Chcieliśmy, aby te wybory prowadziła Państwowa Komisja Wyborcza, a nie ten czy inny minister, który nie jest do tego powołany - mówił w "Tak jest" w TVN24 marszałek Senatu Tomasz Grodzki, odnosząc się do prac Senatu nad ustawą o wyborach. Nawiązując do porozumienia Jarosława Kaczyńskiego i Jarosława Gowina w tej sprawie, stwierdził, że "to trochę dziwne, gdy dwóch dżentelmenów ustala w zaciszu gabinetu, co ma napisać Sąd Najwyższy".

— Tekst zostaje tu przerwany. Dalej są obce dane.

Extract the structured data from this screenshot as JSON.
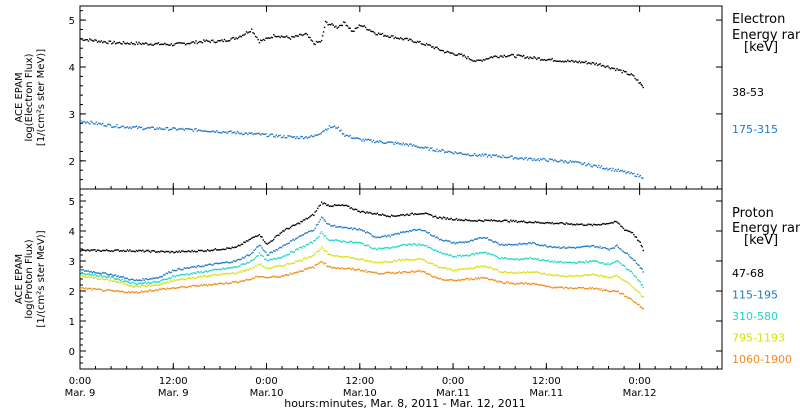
{
  "chart_data": [
    {
      "type": "scatter",
      "panel": "electron",
      "ylabel": [
        "ACE EPAM",
        "log(Electron Flux)",
        "[1/(cm²s ster MeV)]"
      ],
      "ylim": [
        1.4,
        5.3
      ],
      "yticks": [
        2,
        3,
        4,
        5
      ],
      "xlim": [
        0,
        82.6
      ],
      "legend_title": [
        "Electron",
        "Energy range",
        "[keV]"
      ],
      "legend_placement": "right",
      "series": [
        {
          "name": "38-53",
          "color": "#000000",
          "points": [
            [
              0,
              4.6
            ],
            [
              4,
              4.52
            ],
            [
              8,
              4.5
            ],
            [
              12,
              4.48
            ],
            [
              16,
              4.55
            ],
            [
              18,
              4.55
            ],
            [
              20,
              4.62
            ],
            [
              21,
              4.7
            ],
            [
              22,
              4.8
            ],
            [
              23,
              4.55
            ],
            [
              24,
              4.6
            ],
            [
              25,
              4.68
            ],
            [
              27,
              4.62
            ],
            [
              29,
              4.7
            ],
            [
              30,
              4.5
            ],
            [
              31,
              4.55
            ],
            [
              31.5,
              4.95
            ],
            [
              33,
              4.85
            ],
            [
              34,
              4.95
            ],
            [
              35,
              4.75
            ],
            [
              36,
              4.9
            ],
            [
              38,
              4.72
            ],
            [
              40,
              4.65
            ],
            [
              43,
              4.55
            ],
            [
              45,
              4.45
            ],
            [
              47,
              4.32
            ],
            [
              49,
              4.25
            ],
            [
              51,
              4.12
            ],
            [
              53,
              4.22
            ],
            [
              55,
              4.25
            ],
            [
              57,
              4.22
            ],
            [
              59,
              4.18
            ],
            [
              61,
              4.15
            ],
            [
              63,
              4.12
            ],
            [
              65,
              4.1
            ],
            [
              67,
              4.05
            ],
            [
              69,
              3.95
            ],
            [
              71,
              3.82
            ],
            [
              72,
              3.65
            ],
            [
              72.5,
              3.55
            ]
          ]
        },
        {
          "name": "175-315",
          "color": "#1f78c8",
          "points": [
            [
              0,
              2.85
            ],
            [
              4,
              2.75
            ],
            [
              8,
              2.7
            ],
            [
              12,
              2.68
            ],
            [
              16,
              2.65
            ],
            [
              20,
              2.6
            ],
            [
              24,
              2.55
            ],
            [
              26,
              2.52
            ],
            [
              28,
              2.5
            ],
            [
              30,
              2.52
            ],
            [
              31,
              2.62
            ],
            [
              32,
              2.72
            ],
            [
              33,
              2.72
            ],
            [
              34,
              2.55
            ],
            [
              36,
              2.45
            ],
            [
              39,
              2.4
            ],
            [
              42,
              2.35
            ],
            [
              45,
              2.25
            ],
            [
              48,
              2.18
            ],
            [
              51,
              2.12
            ],
            [
              54,
              2.1
            ],
            [
              57,
              2.05
            ],
            [
              60,
              2.02
            ],
            [
              63,
              1.98
            ],
            [
              66,
              1.9
            ],
            [
              69,
              1.8
            ],
            [
              71,
              1.72
            ],
            [
              72.5,
              1.65
            ]
          ]
        }
      ]
    },
    {
      "type": "scatter",
      "panel": "proton",
      "ylabel": [
        "ACE EPAM",
        "log(Proton Flux)",
        "[1/(cm²s ster MeV)]"
      ],
      "ylim": [
        -0.6,
        5.4
      ],
      "yticks": [
        0,
        1,
        2,
        3,
        4,
        5
      ],
      "xlim": [
        0,
        82.6
      ],
      "legend_title": [
        "Proton",
        "Energy range",
        "[keV]"
      ],
      "legend_placement": "right",
      "series": [
        {
          "name": "47-68",
          "color": "#000000",
          "points": [
            [
              0,
              3.35
            ],
            [
              6,
              3.35
            ],
            [
              12,
              3.3
            ],
            [
              16,
              3.35
            ],
            [
              20,
              3.45
            ],
            [
              22,
              3.75
            ],
            [
              23,
              3.9
            ],
            [
              24,
              3.55
            ],
            [
              26,
              4.0
            ],
            [
              28,
              4.25
            ],
            [
              30,
              4.55
            ],
            [
              31,
              4.95
            ],
            [
              32,
              4.85
            ],
            [
              34,
              4.85
            ],
            [
              36,
              4.65
            ],
            [
              40,
              4.5
            ],
            [
              42,
              4.55
            ],
            [
              44,
              4.6
            ],
            [
              46,
              4.45
            ],
            [
              50,
              4.35
            ],
            [
              54,
              4.35
            ],
            [
              58,
              4.3
            ],
            [
              62,
              4.25
            ],
            [
              66,
              4.2
            ],
            [
              69,
              4.3
            ],
            [
              70,
              4.05
            ],
            [
              71,
              3.95
            ],
            [
              72,
              3.6
            ],
            [
              72.5,
              3.3
            ]
          ]
        },
        {
          "name": "115-195",
          "color": "#1f78c8",
          "points": [
            [
              0,
              2.7
            ],
            [
              4,
              2.55
            ],
            [
              7,
              2.35
            ],
            [
              10,
              2.45
            ],
            [
              12,
              2.7
            ],
            [
              16,
              2.85
            ],
            [
              20,
              3.0
            ],
            [
              22,
              3.25
            ],
            [
              23,
              3.55
            ],
            [
              24,
              3.2
            ],
            [
              26,
              3.5
            ],
            [
              28,
              3.8
            ],
            [
              30,
              4.05
            ],
            [
              31,
              4.45
            ],
            [
              32,
              4.2
            ],
            [
              34,
              4.1
            ],
            [
              36,
              4.05
            ],
            [
              38,
              3.8
            ],
            [
              40,
              3.85
            ],
            [
              42,
              4.0
            ],
            [
              44,
              4.05
            ],
            [
              46,
              3.75
            ],
            [
              48,
              3.6
            ],
            [
              50,
              3.65
            ],
            [
              52,
              3.8
            ],
            [
              54,
              3.55
            ],
            [
              56,
              3.55
            ],
            [
              58,
              3.6
            ],
            [
              60,
              3.5
            ],
            [
              62,
              3.45
            ],
            [
              64,
              3.45
            ],
            [
              66,
              3.5
            ],
            [
              68,
              3.4
            ],
            [
              69,
              3.5
            ],
            [
              70,
              3.3
            ],
            [
              71,
              3.1
            ],
            [
              72,
              2.8
            ],
            [
              72.5,
              2.6
            ]
          ]
        },
        {
          "name": "310-580",
          "color": "#1cd6c8",
          "points": [
            [
              0,
              2.6
            ],
            [
              4,
              2.45
            ],
            [
              7,
              2.25
            ],
            [
              10,
              2.3
            ],
            [
              12,
              2.5
            ],
            [
              16,
              2.65
            ],
            [
              20,
              2.8
            ],
            [
              22,
              3.0
            ],
            [
              23,
              3.25
            ],
            [
              24,
              3.0
            ],
            [
              26,
              3.15
            ],
            [
              28,
              3.4
            ],
            [
              30,
              3.65
            ],
            [
              31,
              3.95
            ],
            [
              32,
              3.7
            ],
            [
              34,
              3.65
            ],
            [
              36,
              3.6
            ],
            [
              38,
              3.4
            ],
            [
              40,
              3.45
            ],
            [
              42,
              3.55
            ],
            [
              44,
              3.55
            ],
            [
              46,
              3.3
            ],
            [
              48,
              3.15
            ],
            [
              50,
              3.2
            ],
            [
              52,
              3.3
            ],
            [
              54,
              3.1
            ],
            [
              56,
              3.05
            ],
            [
              58,
              3.1
            ],
            [
              60,
              3.0
            ],
            [
              62,
              2.95
            ],
            [
              64,
              2.95
            ],
            [
              66,
              3.0
            ],
            [
              68,
              2.9
            ],
            [
              69,
              3.0
            ],
            [
              70,
              2.8
            ],
            [
              71,
              2.6
            ],
            [
              72,
              2.3
            ],
            [
              72.5,
              2.05
            ]
          ]
        },
        {
          "name": "795-1193",
          "color": "#d8e010",
          "points": [
            [
              0,
              2.5
            ],
            [
              4,
              2.35
            ],
            [
              7,
              2.15
            ],
            [
              10,
              2.2
            ],
            [
              12,
              2.35
            ],
            [
              16,
              2.5
            ],
            [
              20,
              2.6
            ],
            [
              22,
              2.75
            ],
            [
              23,
              2.9
            ],
            [
              24,
              2.75
            ],
            [
              26,
              2.85
            ],
            [
              28,
              3.0
            ],
            [
              30,
              3.2
            ],
            [
              31,
              3.45
            ],
            [
              32,
              3.2
            ],
            [
              34,
              3.15
            ],
            [
              36,
              3.05
            ],
            [
              38,
              2.95
            ],
            [
              40,
              3.0
            ],
            [
              42,
              3.05
            ],
            [
              44,
              3.05
            ],
            [
              46,
              2.8
            ],
            [
              48,
              2.7
            ],
            [
              50,
              2.75
            ],
            [
              52,
              2.85
            ],
            [
              54,
              2.65
            ],
            [
              56,
              2.6
            ],
            [
              58,
              2.65
            ],
            [
              60,
              2.55
            ],
            [
              62,
              2.5
            ],
            [
              64,
              2.5
            ],
            [
              66,
              2.55
            ],
            [
              68,
              2.45
            ],
            [
              69,
              2.5
            ],
            [
              70,
              2.35
            ],
            [
              71,
              2.15
            ],
            [
              72,
              1.9
            ],
            [
              72.5,
              1.75
            ]
          ]
        },
        {
          "name": "1060-1900",
          "color": "#f08c1a",
          "points": [
            [
              0,
              2.1
            ],
            [
              4,
              2.0
            ],
            [
              7,
              1.95
            ],
            [
              10,
              2.05
            ],
            [
              12,
              2.1
            ],
            [
              16,
              2.2
            ],
            [
              20,
              2.3
            ],
            [
              22,
              2.4
            ],
            [
              23,
              2.5
            ],
            [
              24,
              2.45
            ],
            [
              26,
              2.5
            ],
            [
              28,
              2.65
            ],
            [
              30,
              2.8
            ],
            [
              31,
              3.0
            ],
            [
              32,
              2.8
            ],
            [
              34,
              2.75
            ],
            [
              36,
              2.7
            ],
            [
              38,
              2.6
            ],
            [
              40,
              2.6
            ],
            [
              42,
              2.65
            ],
            [
              44,
              2.65
            ],
            [
              46,
              2.4
            ],
            [
              48,
              2.35
            ],
            [
              50,
              2.4
            ],
            [
              52,
              2.45
            ],
            [
              54,
              2.3
            ],
            [
              56,
              2.25
            ],
            [
              58,
              2.25
            ],
            [
              60,
              2.15
            ],
            [
              62,
              2.1
            ],
            [
              64,
              2.1
            ],
            [
              66,
              2.1
            ],
            [
              68,
              2.0
            ],
            [
              69,
              2.0
            ],
            [
              70,
              1.85
            ],
            [
              71,
              1.7
            ],
            [
              72,
              1.5
            ],
            [
              72.5,
              1.35
            ]
          ]
        }
      ]
    }
  ],
  "x_axis": {
    "ticks": [
      {
        "hours": 0,
        "top": "0:00",
        "bottom": "Mar. 9"
      },
      {
        "hours": 12,
        "top": "12:00",
        "bottom": "Mar. 9"
      },
      {
        "hours": 24,
        "top": "0:00",
        "bottom": "Mar.10"
      },
      {
        "hours": 36,
        "top": "12:00",
        "bottom": "Mar.10"
      },
      {
        "hours": 48,
        "top": "0:00",
        "bottom": "Mar.11"
      },
      {
        "hours": 60,
        "top": "12:00",
        "bottom": "Mar.11"
      },
      {
        "hours": 72,
        "top": "0:00",
        "bottom": "Mar.12"
      }
    ],
    "label": "hours:minutes, Mar.  8, 2011 - Mar. 12, 2011"
  }
}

W czwartek rano Sejm przegłosował ustawę dotyczącą głosowania korespondencyjnego w wyborach prezydenckich w 2020 roku, którą wcześniej odrzucił Senat. W środę prezes Prawa i Sprawiedliwości Jarosław Kaczyński oraz lider Porozumienia Jarosław Gowin w opublikowanym wieczorem wspólnym komunikacie oświadczyli, że "po 10 maja 2020 r. oraz przewidywanym stwierdzeniu przez SN nieważności wyborów, wobec ich nieodbycia, Marszałek Sejmu ogłosi nowe wybory prezydenckie w pierwszym możliwym terminie".
"Chcieliśmy, aby te wybory prowadziła Państwowa Komisja Wyborcza"
O sytuacji związanej z wyborami mówił w "Tak jest" w TVN24 marszałek Senatu Tomasz Grodzki. - Cele Senatu były od początku takie same - nie chcieliśmy dopuścić do wyborów 10 maja, które byłyby wyborami tylko z nazwy, a niektórzy nazywali je usługą pocztową, inni farsą. Chcieliśmy, aby te wybory prowadziła Państwowa Komisja Wyborcza, a nie ten czy inny minister, który nie jest do tego powołany - wskazywał. - I te cele osiągnęliśmy. Nie czuję się przegranym - zapewnił.
Stwierdził, że "oszukani mogą czuć się wyborcy PiS-u, którym politycy, media prorządowe wmawiały, że jedyna data to 10 maja, a jedyne możliwe głosowanie to druki bezadresowe, czyli ulotki". - Tej kompromitacji chcieliśmy w Senacie uniknąć. Senatorowie wykonali ogromną pracę legislacyjną, pytając ekspertów, praktyków (...) Okazało się, że udało nam się uniknąć kompromitacji polskiego państwa - mówił dalej marszałek Senatu.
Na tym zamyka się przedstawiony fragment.